Początkowo protestujący oraz przedstawiciele mediów zostali zatrzymani przez ochronę ministerstwa. – Ostatecznie grupa około 15 osób weszła na teren ministerstwa i przedstawiła swoje postulaty. Następnie apel został już przekazany do Ministra Marka Gróbarczyka – poinformował nas dyrektor, Michał Kania.
W Warszawie wszyscy, którzy chcieli zamanifestować swoją troskę o rzeki i jeziora spotykali się na plaży nad Wisłą (na wysokości Płyty Desantu).

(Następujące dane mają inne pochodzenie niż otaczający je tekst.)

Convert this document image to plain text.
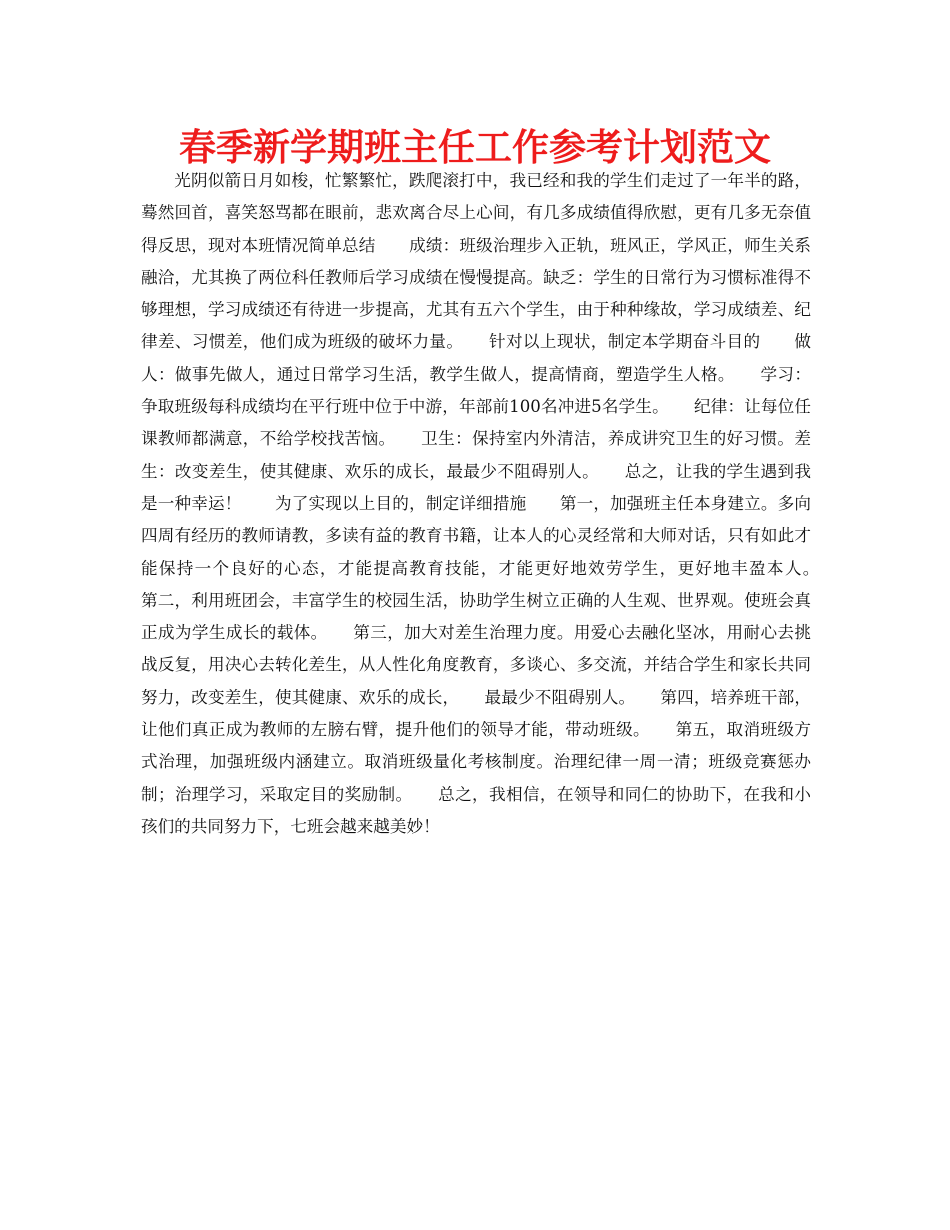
春季新学期班主任工作参考计划范文

光阴似箭日月如梭，忙繁繁忙，跌爬滚打中，我已经和我的学生们走过了一年半的路，蓦然回首，喜笑怒骂都在眼前，悲欢离合尽上心间，有几多成绩值得欣慰，更有几多无奈值得反思，现对本班情况简单总结　　成绩：班级治理步入正轨，班风正，学风正，师生关系融洽，尤其换了两位科任教师后学习成绩在慢慢提高。缺乏：学生的日常行为习惯标准得不够理想，学习成绩还有待进一步提高，尤其有五六个学生，由于种种缘故，学习成绩差、纪律差、习惯差，他们成为班级的破坏力量。　　针对以上现状，制定本学期奋斗目的　　做人：做事先做人，通过日常学习生活，教学生做人，提高情商，塑造学生人格。　　学习：争取班级每科成绩均在平行班中位于中游，年部前100名冲进5名学生。　　纪律：让每位任课教师都满意，不给学校找苦恼。　　卫生：保持室内外清洁，养成讲究卫生的好习惯。差生：改变差生，使其健康、欢乐的成长，最最少不阻碍别人。　　总之，让我的学生遇到我是一种幸运！　　为了实现以上目的，制定详细措施　　第一，加强班主任本身建立。多向四周有经历的教师请教，多读有益的教育书籍，让本人的心灵经常和大师对话，只有如此才能保持一个良好的心态，才能提高教育技能，才能更好地效劳学生，更好地丰盈本人。　　第二，利用班团会，丰富学生的校园生活，协助学生树立正确的人生观、世界观。使班会真正成为学生成长的载体。　　第三，加大对差生治理力度。用爱心去融化坚冰，用耐心去挑战反复，用决心去转化差生，从人性化角度教育，多谈心、多交流，并结合学生和家长共同努力，改变差生，使其健康、欢乐的成长，　　最最少不阻碍别人。　　第四，培养班干部，让他们真正成为教师的左膀右臂，提升他们的领导才能，带动班级。　　第五，取消班级方式治理，加强班级内涵建立。取消班级量化考核制度。治理纪律一周一清；班级竞赛惩办制；治理学习，采取定目的奖励制。　　总之，我相信，在领导和同仁的协助下，在我和小孩们的共同努力下，七班会越来越美妙！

Równo o godzinie 15 symbolicznie zanurzyli się w wodzie.
– W tym roku wchodzimy do wody z przesłaniem zaprzestania niszczenia polskich rzek pod pozorem zapobiegania klęskom powodzi czy wysychania naszego kraju. Nie można w czasie zmiany klimatu korzystać z betonowych rozwiązań pogłębiających skutki gwałtownych opadów czy katastrofalnej suszy. Ochrona rzek przed dewastacją staje się naszym patriotycznym i obywatelskim obowiązkiem – mówi Jacek Bożek z Klubu Gaja, koordynatora Big Jump w Polsce.
Akcji towarzyszył pokaz mody strojów kąpielowych i kąpielówek z kolekcji #Modanarzeki. Zorganizowany został przez kolektyw Siostry Rzeki, zaangażowany w obronę Wisły. W mobilnej przymierzalni można było zarezerwować strój, przymierzyć i wejść w nim do Wisły podczas BIG JUMP.